Already the little boat was no more than a swirl of smoke and fire behind them, almost lost in the immensity of the dawn sea. There was no going back; her only road was forward. “Very weary,” she admitted.
As he led her below, he said, “Tell me of the feast. The queen took such pains. The singers, the jugglers, the dancing bear . . . did your little lord husband enjoy my jousting dwarfs?”
“Yours?”
“I had to send to Braavos for them and hide them away in a brothel until the wedding. The expense was exceeded only by the bother. It is surprisingly difficult to hide a dwarf, and Joffrey . . . you can lead a king to water, but with Joff one had to splash it about before he realized he could drink it. When I told him about my little surprise, His Grace said, ‘Why would I want some ugly dwarfs at my feast?

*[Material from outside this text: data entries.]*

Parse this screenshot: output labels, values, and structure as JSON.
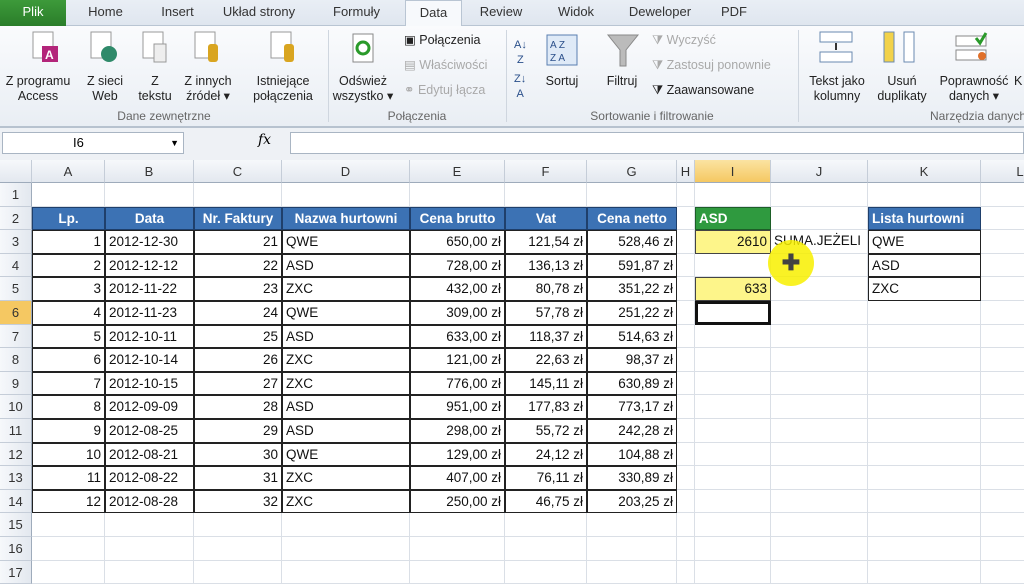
{
  "tabs": [
    "Plik",
    "Home",
    "Insert",
    "Układ strony",
    "Formuły",
    "Data",
    "Review",
    "Widok",
    "Deweloper",
    "PDF"
  ],
  "active_tab": "Data",
  "ribbon": {
    "dane": {
      "group": "Dane zewnętrzne",
      "access": "Z programu\nAccess",
      "web": "Z sieci\nWeb",
      "text": "Z\ntekstu",
      "other": "Z innych\nźródeł ▾",
      "existing": "Istniejące\npołączenia"
    },
    "polaczenia": {
      "group": "Połączenia",
      "refresh": "Odśwież\nwszystko ▾",
      "connections": "Połączenia",
      "properties": "Właściwości",
      "edit_links": "Edytuj łącza"
    },
    "sort": {
      "group": "Sortowanie i filtrowanie",
      "sort": "Sortuj",
      "filter": "Filtruj",
      "clear": "Wyczyść",
      "reapply": "Zastosuj ponownie",
      "advanced": "Zaawansowane"
    },
    "tools": {
      "group": "Narzędzia danych",
      "text_to_columns": "Tekst jako\nkolumny",
      "remove_dup": "Usuń\nduplikaty",
      "validation": "Poprawność\ndanych ▾",
      "more": "K"
    }
  },
  "formula_bar": {
    "name_box": "I6",
    "fx": "fx",
    "formula": ""
  },
  "columns": [
    "A",
    "B",
    "C",
    "D",
    "E",
    "F",
    "G",
    "H",
    "I",
    "J",
    "K",
    "L"
  ],
  "selected_column": "I",
  "selected_row": 6,
  "rows": [
    1,
    2,
    3,
    4,
    5,
    6,
    7,
    8,
    9,
    10,
    11,
    12,
    13,
    14,
    15,
    16,
    17
  ],
  "table": {
    "headers": [
      "Lp.",
      "Data",
      "Nr. Faktury",
      "Nazwa hurtowni",
      "Cena brutto",
      "Vat",
      "Cena netto"
    ],
    "rows": [
      [
        "1",
        "2012-12-30",
        "21",
        "QWE",
        "650,00 zł",
        "121,54 zł",
        "528,46 zł"
      ],
      [
        "2",
        "2012-12-12",
        "22",
        "ASD",
        "728,00 zł",
        "136,13 zł",
        "591,87 zł"
      ],
      [
        "3",
        "2012-11-22",
        "23",
        "ZXC",
        "432,00 zł",
        "80,78 zł",
        "351,22 zł"
      ],
      [
        "4",
        "2012-11-23",
        "24",
        "QWE",
        "309,00 zł",
        "57,78 zł",
        "251,22 zł"
      ],
      [
        "5",
        "2012-10-11",
        "25",
        "ASD",
        "633,00 zł",
        "118,37 zł",
        "514,63 zł"
      ],
      [
        "6",
        "2012-10-14",
        "26",
        "ZXC",
        "121,00 zł",
        "22,63 zł",
        "98,37 zł"
      ],
      [
        "7",
        "2012-10-15",
        "27",
        "ZXC",
        "776,00 zł",
        "145,11 zł",
        "630,89 zł"
      ],
      [
        "8",
        "2012-09-09",
        "28",
        "ASD",
        "951,00 zł",
        "177,83 zł",
        "773,17 zł"
      ],
      [
        "9",
        "2012-08-25",
        "29",
        "ASD",
        "298,00 zł",
        "55,72 zł",
        "242,28 zł"
      ],
      [
        "10",
        "2012-08-21",
        "30",
        "QWE",
        "129,00 zł",
        "24,12 zł",
        "104,88 zł"
      ],
      [
        "11",
        "2012-08-22",
        "31",
        "ZXC",
        "407,00 zł",
        "76,11 zł",
        "330,89 zł"
      ],
      [
        "12",
        "2012-08-28",
        "32",
        "ZXC",
        "250,00 zł",
        "46,75 zł",
        "203,25 zł"
      ]
    ]
  },
  "side": {
    "i2": "ASD",
    "i3": "2610",
    "j3": "SUMA.JEŻELI",
    "i5": "633"
  },
  "list": {
    "header": "Lista hurtowni",
    "items": [
      "QWE",
      "ASD",
      "ZXC"
    ]
  },
  "colors": {
    "header_blue": "#3c72b4",
    "green": "#2f9a3f",
    "yellow": "#fdf58a",
    "cursor_highlight": "#f8f000"
  }
}
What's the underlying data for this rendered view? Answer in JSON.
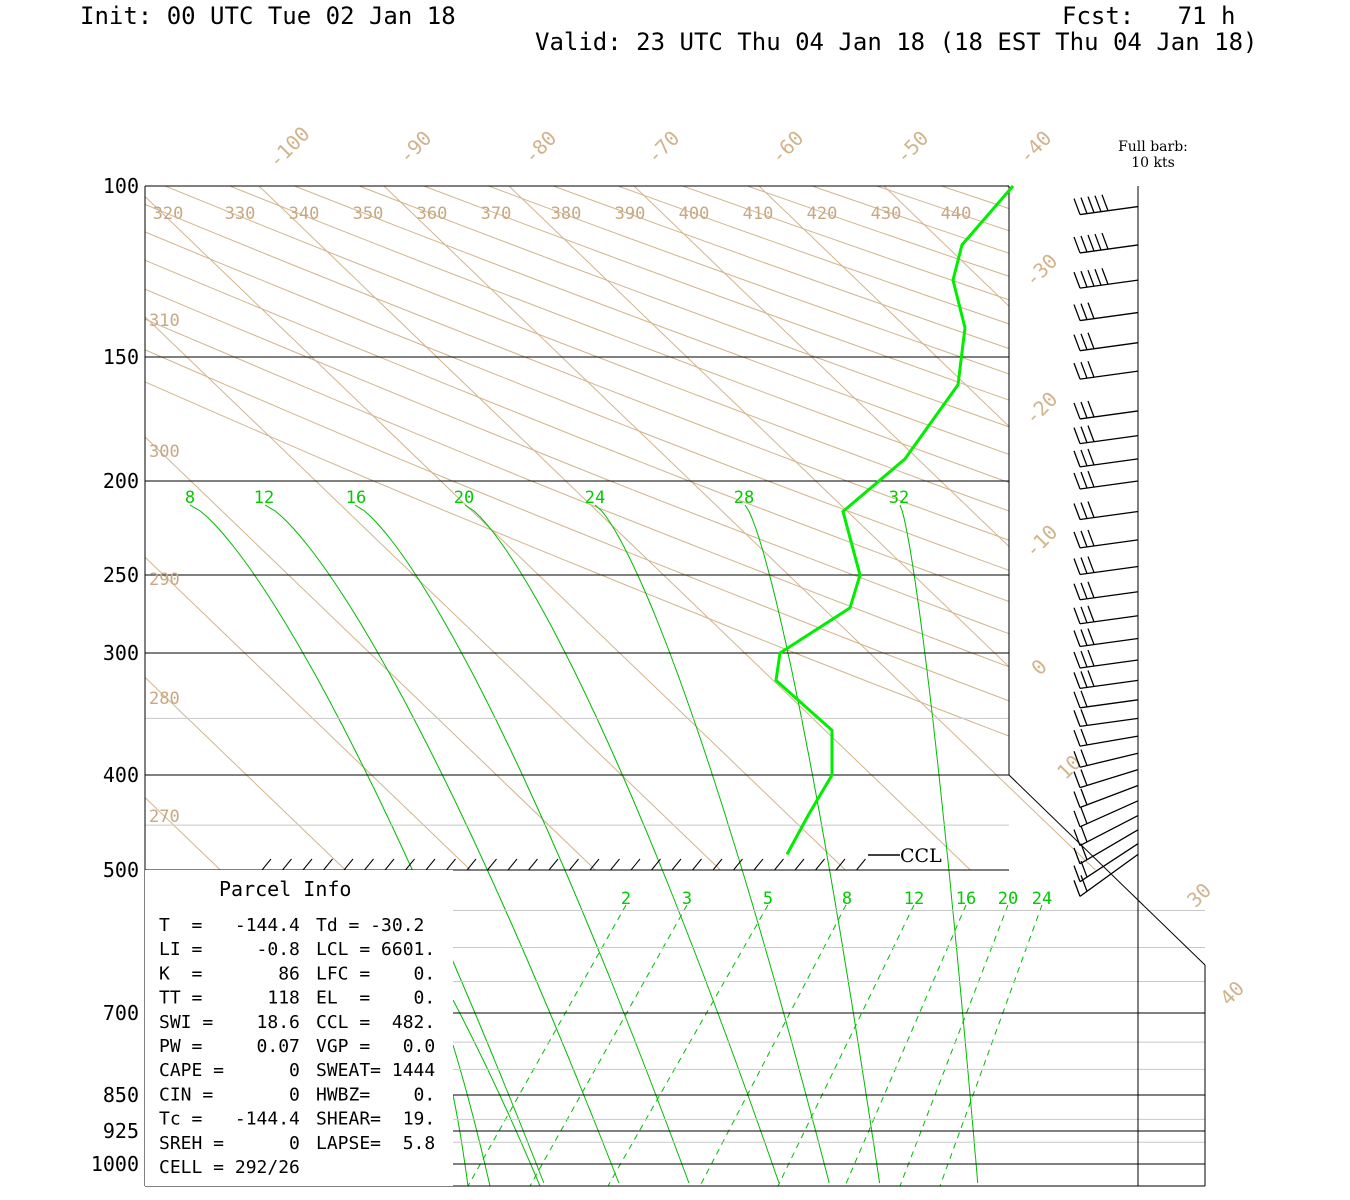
{
  "header": {
    "init": "Init: 00 UTC Tue 02 Jan 18",
    "fcst": "Fcst:   71 h",
    "valid": "Valid: 23 UTC Thu 04 Jan 18 (18 EST Thu 04 Jan 18)"
  },
  "barb_note": {
    "line1": "Full barb:",
    "line2": "10 kts"
  },
  "ccl_label": "CCL",
  "parcel_info": {
    "title": "Parcel Info",
    "rows": [
      [
        "T  =   -144.4",
        "Td = -30.2"
      ],
      [
        "LI =     -0.8",
        "LCL = 6601."
      ],
      [
        "K  =       86",
        "LFC =    0."
      ],
      [
        "TT =      118",
        "EL  =    0."
      ],
      [
        "SWI =    18.6",
        "CCL =  482."
      ],
      [
        "PW =     0.07",
        "VGP =   0.0"
      ],
      [
        "CAPE =      0",
        "SWEAT= 1444"
      ],
      [
        "CIN =       0",
        "HWBZ=    0."
      ],
      [
        "Tc =   -144.4",
        "SHEAR=  19."
      ],
      [
        "SREH =      0",
        "LAPSE=  5.8"
      ],
      [
        "CELL = 292/26",
        ""
      ]
    ]
  },
  "chart_data": {
    "type": "line",
    "subtype": "skew-T log-P sounding",
    "y_axis": {
      "label": "",
      "unit": "hPa",
      "scale": "log",
      "range": [
        1000,
        100
      ],
      "ticks": [
        "100",
        "150",
        "200",
        "250",
        "300",
        "400",
        "500",
        "700",
        "850",
        "925",
        "1000"
      ]
    },
    "temperature_labels": [
      "-100",
      "-90",
      "-80",
      "-70",
      "-60",
      "-50",
      "-40",
      "-30",
      "-20",
      "-10",
      "0",
      "10",
      "30",
      "40"
    ],
    "theta_labels_top": [
      "320",
      "330",
      "340",
      "350",
      "360",
      "370",
      "380",
      "390",
      "400",
      "410",
      "420",
      "430",
      "440"
    ],
    "theta_labels_left": [
      "310",
      "300",
      "290",
      "280",
      "270"
    ],
    "mixing_ratio_labels_upper": [
      "8",
      "12",
      "16",
      "20",
      "24",
      "28",
      "32"
    ],
    "mixing_ratio_labels_lower": [
      "2",
      "3",
      "5",
      "8",
      "12",
      "16",
      "20",
      "24"
    ],
    "series": [
      {
        "color": "#00ee00",
        "points": [
          {
            "p": 100,
            "t": -40
          },
          {
            "p": 115,
            "t": -45
          },
          {
            "p": 125,
            "t": -43
          },
          {
            "p": 140,
            "t": -40
          },
          {
            "p": 160,
            "t": -38
          },
          {
            "p": 190,
            "t": -38
          },
          {
            "p": 215,
            "t": -43
          },
          {
            "p": 250,
            "t": -34
          },
          {
            "p": 270,
            "t": -35
          },
          {
            "p": 300,
            "t": -39
          },
          {
            "p": 320,
            "t": -37
          },
          {
            "p": 360,
            "t": -31
          },
          {
            "p": 400,
            "t": -28
          },
          {
            "p": 440,
            "t": -28
          },
          {
            "p": 482,
            "t": -30
          }
        ]
      }
    ],
    "wind_barbs_pressure_hPa": [
      105,
      115,
      125,
      135,
      145,
      155,
      170,
      180,
      190,
      200,
      215,
      230,
      245,
      260,
      275,
      290,
      305,
      320,
      335,
      350,
      365,
      380,
      395,
      410,
      425,
      440,
      455,
      470,
      482
    ],
    "grid": true,
    "legend": "none"
  }
}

I hate dwarfs.’ I had to take him by the shoulder and whisper, ‘Not as much as your uncle will.’”
The deck rocked beneath her feet, and Sansa felt as if the world itself had grown unsteady. “They think Tyrion poisoned Joffrey. Ser Dontos said they seized him.”
Littlefinger smiled. “Widowhood will become you, Sansa.”
The thought made her tummy flutter. She might never need to share a bed with Tyrion again. That was what she’d wanted . . . wasn’t it?
The cabin was low and cramped, but a featherbed had been laid upon the narrow sleeping shelf to make it more comfortable, and thick furs piled atop it. “It will be snug, I know, but you shouldn’t be too uncomfortable.” Littlefinger pointed out a cedar chest under the porthole. “You’ll find fresh garb within. Dresses, smallclothes, warm stockings, a cloak. Wool and linen only, I fear. Unworthy of a maid so beautiful, but they’ll serve to keep you dry and clean until we can find you something finer.”
He had this all prepared for me. “My lord, I . . . I do not understand . . . Joffrey gave you Harrenhal, made you Lord Paramount of the Trident . . . why . . .”
“Why should I wish him dead?” Littlefinger shrugged. “I had no motive. Besides, I am a thousand leagues away in the Vale. Always keep your foes confused. If they are never certain who you are or what you want, they cannot know what you are like to do next. Sometimes the best way to baffle them is to make moves that have no purpose, or even seem to work against you. Remember that, Sansa, when you come to play the game.”
“What . . . what game?”
“The only game. The game of thrones.” He brushed back a strand of her hair. “You are old enough to know that your mother and I were more than friends. There was a time when Cat was all I wanted in this world. I dared to dream of the life we might make and the children she would give me . . . but she was a daughter of Riverrun, and Hoster Tully. Family, Duty, Honor, Sansa. Family, Duty, Honor meant I could never have her hand. But she gave me something finer, a gift a woman can give but once. How could I turn my back upon her daughter? In a better world, you might have been mine, not Eddard Stark’s. My loyal loving daughter . . . Put Joffrey from your mind, sweetling. Dontos, Tyrion, all of them. They will never trouble you again. You are safe now, that’s all that matters. You are safe with me, and sailing home.”